As ever in politics, it’s not just the message you give, but how you give it, writes Fiachra Ó Cionnaith.
Over the past 48 hours, Social Protection Minister Leo Varadkar and Housing Minister Simon Coveney have both made clear their intentions to speed up Enda Kenny’s impending departure. However, while the message at the core of what they are saying — effectively “there’s your coat, when are you leaving?” — is the same, the way in which they have cloaked their words is in stark contrast to each other.

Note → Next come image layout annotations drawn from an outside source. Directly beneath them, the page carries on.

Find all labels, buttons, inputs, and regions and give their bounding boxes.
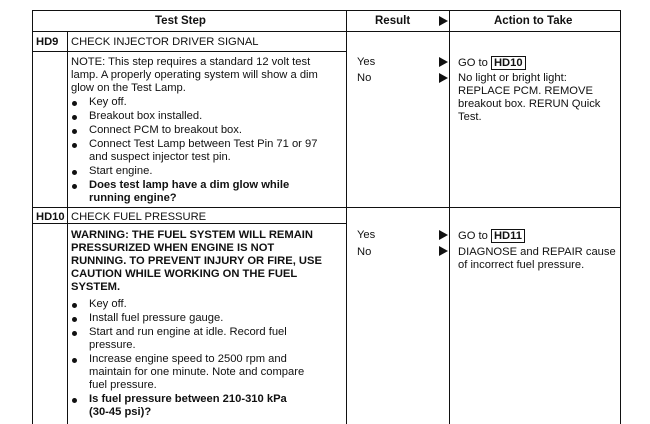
bullet-icon <box>72 331 77 336</box>
bullet-icon <box>72 317 77 322</box>
bullet-icon <box>72 398 77 403</box>
hd9-goto-hd10-link[interactable]: HD10 <box>491 56 526 70</box>
hd10-bullet-text: Key off. <box>89 298 127 310</box>
hd10-warning-line: WARNING: THE FUEL SYSTEM WILL REMAIN <box>71 229 313 241</box>
table-top-border <box>32 10 621 11</box>
hd9-bullet-text: Start engine. <box>89 165 153 177</box>
hd10-result-yes: Yes <box>357 229 376 241</box>
table-right-border <box>620 10 621 424</box>
table-left-border <box>32 10 33 424</box>
hd10-result-no: No <box>357 246 372 258</box>
hd9-note-line: lamp. A properly operating system will show a dim <box>71 69 318 81</box>
result-column-border <box>449 10 450 424</box>
hd10-no-action-line: DIAGNOSE and REPAIR cause <box>458 246 616 258</box>
hd9-bullet-text: and suspect injector test pin. <box>89 151 231 163</box>
bullet-icon <box>72 358 77 363</box>
hd9-no-action-line: breakout box. RERUN Quick <box>458 98 601 110</box>
hd9-result-no: No <box>357 72 372 84</box>
step-column-border <box>346 10 347 424</box>
row-divider <box>32 207 621 208</box>
hd10-bullet-text: Install fuel pressure gauge. <box>89 312 224 324</box>
hd10-bullet-text: maintain for one minute. Note and compare <box>89 366 305 378</box>
bullet-icon <box>72 143 77 148</box>
bullet-icon <box>72 101 77 106</box>
hd9-title-divider <box>32 51 346 52</box>
header-action: Action to Take <box>494 15 573 27</box>
hd9-step-title: CHECK INJECTOR DRIVER SIGNAL <box>71 36 259 48</box>
hd9-note-line: glow on the Test Lamp. <box>71 82 186 94</box>
result-arrow-icon <box>439 246 448 256</box>
hd9-yes-action <box>458 56 526 70</box>
result-arrow-icon <box>439 230 448 240</box>
go-to-label: GO to <box>458 230 488 242</box>
hd9-no-action-line: Test. <box>458 111 482 123</box>
hd9-no-action-line: REPLACE PCM. REMOVE <box>458 85 593 97</box>
hd10-bullet-text: Increase engine speed to 2500 rpm and <box>89 353 287 365</box>
hd10-no-action-line: of incorrect fuel pressure. <box>458 259 585 271</box>
hd9-bullet-text: Key off. <box>89 96 127 108</box>
bullet-icon <box>72 184 77 189</box>
hd10-yes-action <box>458 229 525 243</box>
hd9-question: Does test lamp have a dim glow while <box>89 179 290 191</box>
hd10-question: (30-45 psi)? <box>89 406 152 418</box>
result-arrow-icon <box>439 16 448 26</box>
id-column-border <box>67 31 68 424</box>
hd9-result-yes: Yes <box>357 56 376 68</box>
bullet-icon <box>72 170 77 175</box>
hd10-goto-hd11-link[interactable]: HD11 <box>491 229 525 243</box>
hd9-bullet-text: Breakout box installed. <box>89 110 203 122</box>
header-divider <box>32 31 621 32</box>
hd10-warning-line: PRESSURIZED WHEN ENGINE IS NOT <box>71 242 275 254</box>
hd10-question: Is fuel pressure between 210-310 kPa <box>89 393 287 405</box>
header-test-step: Test Step <box>155 15 206 27</box>
hd10-warning-line: SYSTEM. <box>71 281 121 293</box>
header-result: Result <box>375 15 411 27</box>
hd10-bullet-text: pressure. <box>89 339 136 351</box>
hd10-step-id: HD10 <box>36 211 65 223</box>
go-to-label: GO to <box>458 57 488 69</box>
result-arrow-icon <box>439 73 448 83</box>
hd9-step-id: HD9 <box>36 36 59 48</box>
hd9-bullet-text: Connect PCM to breakout box. <box>89 124 242 136</box>
hd9-question: running engine? <box>89 192 177 204</box>
bullet-icon <box>72 303 77 308</box>
hd10-warning-line: CAUTION WHILE WORKING ON THE FUEL <box>71 268 298 280</box>
hd10-step-title: CHECK FUEL PRESSURE <box>71 211 207 223</box>
hd9-note-line: NOTE: This step requires a standard 12 volt test <box>71 56 311 68</box>
hd10-bullet-text: fuel pressure. <box>89 379 157 391</box>
result-arrow-icon <box>439 57 448 67</box>
bullet-icon <box>72 115 77 120</box>
hd9-no-action-line: No light or bright light: <box>458 72 567 84</box>
bullet-icon <box>72 129 77 134</box>
hd9-bullet-text: Connect Test Lamp between Test Pin 71 or 97 <box>89 138 318 150</box>
hd10-bullet-text: Start and run engine at idle. Record fuel <box>89 326 287 338</box>
hd10-warning-line: RUNNING. TO PREVENT INJURY OR FIRE, USE <box>71 255 322 267</box>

On Saturday evening, after days of publicly saying Mr Kenny should be given the space to decide what to do, Mr Varadkar released a statement calling for his leader to fall on the sword he delicately placed before him.
In a move akin to opening the door, yawning due to how late it is, and throwing a coat at a dawdling house party reveller who has over-stayed their welcome, the long-time front-runner to replace Mr Kenny told the Taoiseach to “settle” the matter. Now.
“Everyone is waiting to hear from the Taoiseach. I have full confidence in the Taoiseach to settle it,” said Mr Varadkar, seemingly just stopping short of: “Gee, is that really the time?”
The remark was blunt, but understandable. Mr Kenny has been in power for 15 years, Taoiseach for six, and a lame duck leader since last May.
For the good of the party, Mr Varadkar was making his message clear: It’s time to go.
For the card-carrying members of Team Leo, the message, and the ongoing threat of a no confidence motion if he does not get his way, was a necessary step shows he has the cut-throat character needed to lead.
However, among wider party figures determined to keep everything clean and above the belt, there is a strong view he may have miscalculated how Fine Gael likes to do heaves.
The morning after his chief competitor’s statement, Mr Coveney similarly gave Mr Kenny the tap on the shoulder. However, the tone was markedly different.
Stressing he will not back a no confidence motion regardless of what happens this week, Mr Coveney said he “trusts” Mr Kenny to make the right decision… which would be leaving after the White House St Patrick’s Day visit next month, he politely suggested.
Mr Coveney’s comment may look indecisive, long-fingering the inevitable, and off-putting to many impatient for change now.
But they may not have been its target, with the wide Fine Gael middle-ground uncomfortable with a heave no doubt noting the remarks with interest.
Brexit, tackling Fianna Fáil, and — dare we say it — keeping the recovery going will be key to the upcoming leadership race.
But, as Fine Gael knows all too well after last year’s bruising general election, tone is just as important as message — something both Mr Coveney and Mr Varadkar will no doubt be focussing on in the days to come.